Sometimes a customer's knowledge-base, or lack thereof, of Drupal or managing a website just doesn't stack up though. There's that 1 out of 500 customers that expects everything to be done for them with literally zero effort, learning, or work on their part. The result is that they just end up as a bitter person who writes bitter emails with threats of posting negative things about us online with no actual proof or substance behind the accusations.

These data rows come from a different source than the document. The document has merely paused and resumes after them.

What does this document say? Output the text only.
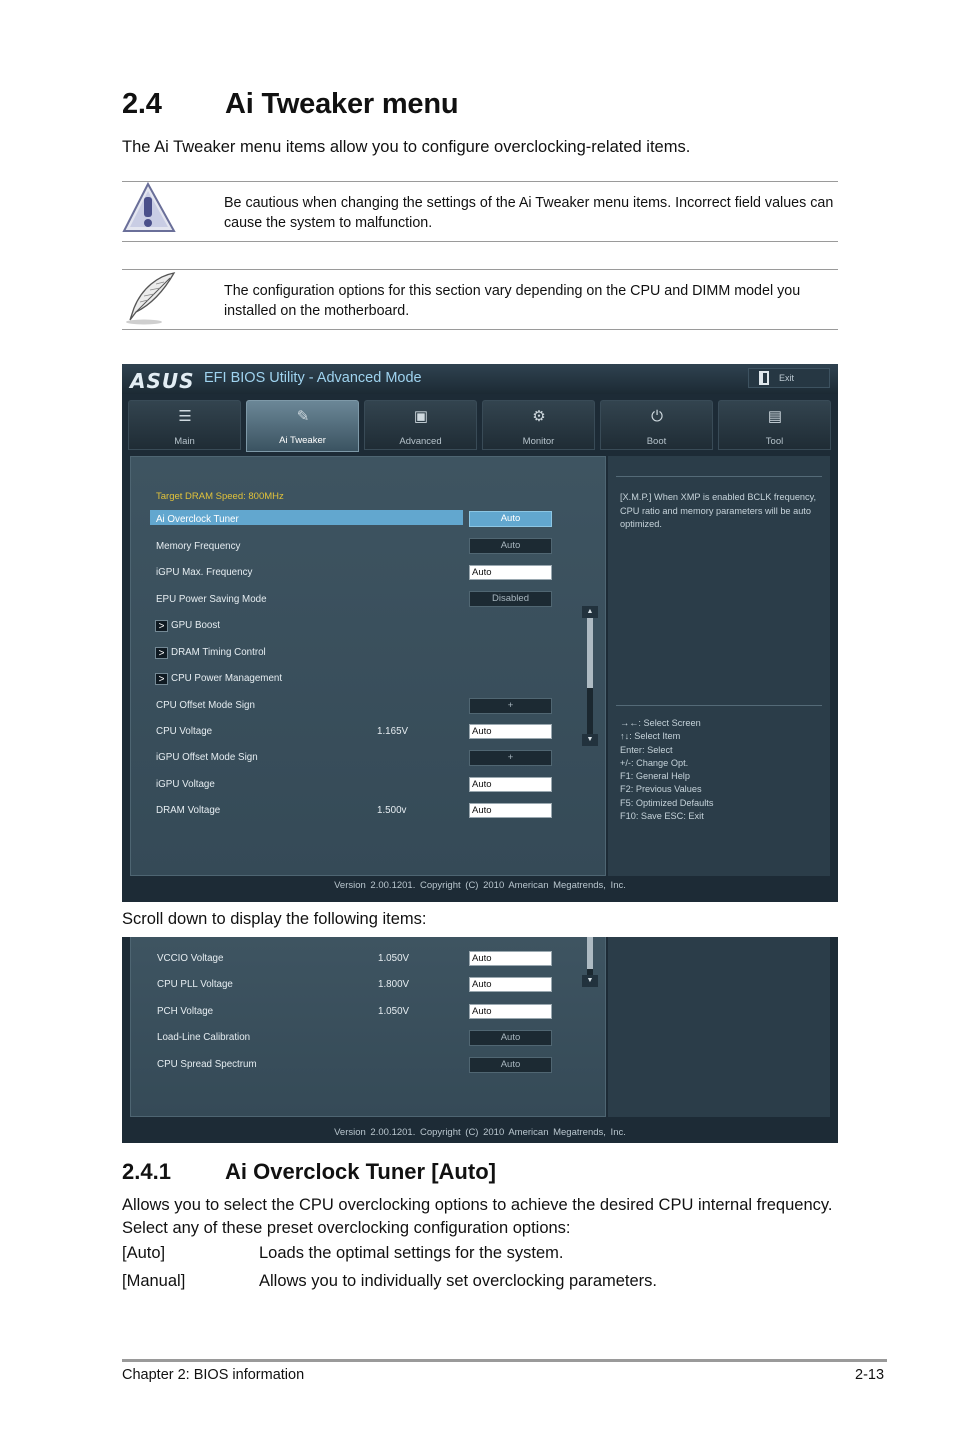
2.4 Ai Tweaker menu
The Ai Tweaker menu items allow you to configure overclocking-related items.
Be cautious when changing the settings of the Ai Tweaker menu items. Incorrect field values can cause the system to malfunction.
The configuration options for this section vary depending on the CPU and DIMM model you installed on the motherboard.
ASUS EFI BIOS Utility - Advanced Mode	Exit
☰
Main
✎
Ai Tweaker
▣
Advanced
⚙
Monitor
⏻
Boot
▤
Tool
Target DRAM Speed: 800MHz
Ai Overclock Tuner	Auto
Memory Frequency	Auto
iGPU Max. Frequency	Auto
EPU Power Saving Mode	Disabled
> GPU Boost
> DRAM Timing Control
> CPU Power Management
CPU Offset Mode Sign	+
CPU Voltage	1.165V	Auto
iGPU Offset Mode Sign	+
iGPU Voltage	Auto
DRAM Voltage	1.500v	Auto
▲
▼
[X.M.P.] When XMP is enabled BCLK frequency, CPU ratio and memory parameters will be auto optimized.
→←: Select Screen
↑↓: Select Item
Enter: Select
+/-: Change Opt.
F1: General Help
F2: Previous Values
F5: Optimized Defaults
F10: Save ESC: Exit
Version 2.00.1201. Copyright (C) 2010 American Megatrends, Inc.
Scroll down to display the following items:
▼
VCCIO Voltage	1.050V	Auto
CPU PLL Voltage	1.800V	Auto
PCH Voltage	1.050V	Auto
Load-Line Calibration	Auto
CPU Spread Spectrum	Auto
Version 2.00.1201. Copyright (C) 2010 American Megatrends, Inc.
2.4.1 Ai Overclock Tuner [Auto]
Allows you to select the CPU overclocking options to achieve the desired CPU internal frequency. Select any of these preset overclocking configuration options:
[Auto]	Loads the optimal settings for the system.
[Manual]	Allows you to individually set overclocking parameters.
Chapter 2: BIOS information	2-13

I'm left with several questions and a glimmer of hope that we can get some positive feedback to improve. Comments would be appreciated:
- What could I have done differently here for this customer?
- Was I out of line anywhere in my reply to him about reading a few tutorials or possibly hiring someone?
- Does anyone think that my original answer for his initial question asking about his technical skills required to simply install our theme on Hostgator was incorrect? Remember, he only asked the non-techie question in reference to installing (which I did for him for free). He said nothing about basic Drupal management.
- Was I supposed to read his mind or understand that his technical skills were literally zero with regards to managing a Drupal site? If so, is that my fault?
- For future cases like this, what's a good protocol to follow? I thought our TOS covers this stuff pretty well but maybe I need to stamp it in 3-4 other places in regards to basic Drupal knowledge and basic management of a Drupal website before purchasing.
Ultimately, I press forward... I don't let customers like this get me down. I like helping people create things and the negatives are certainly outweighed by all of the positives and successes with our themes and custom projects. As I said in the beginning of this post, customers are our business and that's the most important thing at the end of the day.